Practical approaches to commission management
Commission paid for policies sold is the dominant remuneration paradigm for the industry at present. It will probably continue to be so for some time to come.
Tuesday, October 23rd 2012, 7:19AM
by Russell Hutchinson
While some people talk of advisers getting astronomical rates of commission there is almost no-one that does, or it happens only very rarely.
High headline numbers often ignore all the parts of the premium that don’t count, or get paid commission at a lower rate. I keep a detailed database of commission terms, and I am familiar with the actual levels of payment, so I know it’s a bit like the top end of the speedometer on my car – a theoretical possibility that has never actually been reached.
This is just one of a number of commission myths. I think my favourite is the line pushed by consumer ‘advocates’ that ‘you should go direct because otherwise you have to pay an agent commission’ – which completely ignores the simple fact, discoverable with about 10 minutes price comparison online, that some of the most expensive offers and ‘direct’, and some of the cheapest are offered by advisers.
So in amongst all the puff and nonsense what is going on in the world of insurance commission and what should you do about it?
Over the past year we have seen a number of insurers adopt the non-commissionable policy fee. This has helped insurers to maintain a high ‘headline’ number for commissions while keeping the actual average commission about the same as it was before.
Most advisers appear to be unconcerned by the change. It has come at the same time as a number of other additions – share schemes, increases in income protection commissions, and continuing company support for adviser groups. So overall there has been little or no change – or perhaps a slight increase.
Of more note is the reference to conflicts of interest in general and commissions specifically in materials published by the FMA.
They want to see conflicts of interest declared clearly to consumers – it helps to reduce their effect on the purchase process. Authorised Financial Advisers have specific requirements to meet from the Code. Registered Financial Advisers are, according to the FMA’s view in their recent ‘care, diligence, and skill examples’ also required to declare in writing how they are paid and detail conflicts of interest.
The great challenge here will be to prove that the individual recommendation you made was not influenced by money matters.
That can be addressed in a number of ways.
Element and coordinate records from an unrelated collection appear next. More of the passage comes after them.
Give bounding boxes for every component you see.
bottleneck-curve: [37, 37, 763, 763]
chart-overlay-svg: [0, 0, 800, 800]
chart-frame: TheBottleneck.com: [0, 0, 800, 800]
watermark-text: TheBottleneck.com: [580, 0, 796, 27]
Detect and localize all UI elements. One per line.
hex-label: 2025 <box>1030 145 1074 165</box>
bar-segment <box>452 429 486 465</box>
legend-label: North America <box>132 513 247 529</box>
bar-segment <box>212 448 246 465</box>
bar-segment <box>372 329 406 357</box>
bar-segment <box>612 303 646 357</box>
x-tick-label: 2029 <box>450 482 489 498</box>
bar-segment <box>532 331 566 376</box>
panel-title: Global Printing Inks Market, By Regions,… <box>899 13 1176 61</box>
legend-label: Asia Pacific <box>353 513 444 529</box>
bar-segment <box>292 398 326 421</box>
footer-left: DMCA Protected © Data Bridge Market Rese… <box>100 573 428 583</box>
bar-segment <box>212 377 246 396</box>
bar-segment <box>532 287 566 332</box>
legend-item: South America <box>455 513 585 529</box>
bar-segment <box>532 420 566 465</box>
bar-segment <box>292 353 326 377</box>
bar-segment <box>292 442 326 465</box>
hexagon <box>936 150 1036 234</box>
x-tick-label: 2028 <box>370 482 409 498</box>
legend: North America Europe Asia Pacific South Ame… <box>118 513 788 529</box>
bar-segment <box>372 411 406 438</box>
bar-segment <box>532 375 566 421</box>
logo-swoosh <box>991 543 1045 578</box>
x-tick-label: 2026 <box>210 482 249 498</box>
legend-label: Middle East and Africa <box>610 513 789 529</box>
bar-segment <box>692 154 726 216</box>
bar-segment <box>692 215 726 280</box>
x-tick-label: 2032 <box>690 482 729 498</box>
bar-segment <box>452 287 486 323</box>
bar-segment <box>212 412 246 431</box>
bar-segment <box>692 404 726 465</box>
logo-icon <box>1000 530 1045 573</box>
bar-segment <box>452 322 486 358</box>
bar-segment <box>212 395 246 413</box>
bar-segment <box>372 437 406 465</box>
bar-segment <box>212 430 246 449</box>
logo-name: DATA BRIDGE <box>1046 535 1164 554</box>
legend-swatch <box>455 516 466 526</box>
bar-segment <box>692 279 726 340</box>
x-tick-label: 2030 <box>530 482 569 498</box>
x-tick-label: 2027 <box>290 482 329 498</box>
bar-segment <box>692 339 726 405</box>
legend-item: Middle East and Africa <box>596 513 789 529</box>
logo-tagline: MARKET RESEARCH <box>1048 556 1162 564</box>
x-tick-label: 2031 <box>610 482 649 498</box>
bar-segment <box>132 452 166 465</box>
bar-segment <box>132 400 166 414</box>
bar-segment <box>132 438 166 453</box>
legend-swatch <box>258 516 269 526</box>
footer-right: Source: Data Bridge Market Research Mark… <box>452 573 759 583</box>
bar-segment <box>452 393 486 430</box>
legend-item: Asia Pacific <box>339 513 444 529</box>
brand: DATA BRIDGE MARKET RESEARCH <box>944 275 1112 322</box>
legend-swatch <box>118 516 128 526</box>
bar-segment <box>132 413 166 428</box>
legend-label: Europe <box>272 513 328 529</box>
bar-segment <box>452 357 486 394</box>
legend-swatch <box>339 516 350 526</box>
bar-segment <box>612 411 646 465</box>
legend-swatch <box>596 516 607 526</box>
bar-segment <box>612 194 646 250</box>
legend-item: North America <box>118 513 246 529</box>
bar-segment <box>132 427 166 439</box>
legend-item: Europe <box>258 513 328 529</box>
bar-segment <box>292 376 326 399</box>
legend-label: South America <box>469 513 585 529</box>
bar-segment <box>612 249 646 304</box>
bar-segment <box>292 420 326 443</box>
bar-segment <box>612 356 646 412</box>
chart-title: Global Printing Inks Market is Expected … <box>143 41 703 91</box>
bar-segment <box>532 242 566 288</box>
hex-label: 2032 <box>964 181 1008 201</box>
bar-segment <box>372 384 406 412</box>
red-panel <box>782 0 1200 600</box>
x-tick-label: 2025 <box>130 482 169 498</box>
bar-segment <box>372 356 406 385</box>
The first is to have a robust selection process which is clearly defined, easy to replicate, and is documented. Any questions will easily be proven by reference to the file. Similar cases would result in the same recommendations.
Another step or choice is to achieve effective commission equalisation: if you run a team pay members of the team an equalised rate across all companies, ‘overs’ or ‘surplus’ commission can be used to fund other activities or placed in the end of year bonus pool.
Even if you are on your own, you could achieve something similar with a careful review of your main companies and their terms.
There will certainly be arguments about whether non-financial (soft commissions) are more dangerous and conflict-inducing than purely financial incentives.
You may need to consider that in your disclosure. Certainly some advisers will opt for cashing up non-financial incentives. Others will retain them – but will manage carefully to ensure that their product selection process is not compromised by an overwhelming desire to ‘make the trip’.
Once you have conducted a thorough review of practice, go back and read what the FMA has to say about disclosure again and rewrite your commission disclosure.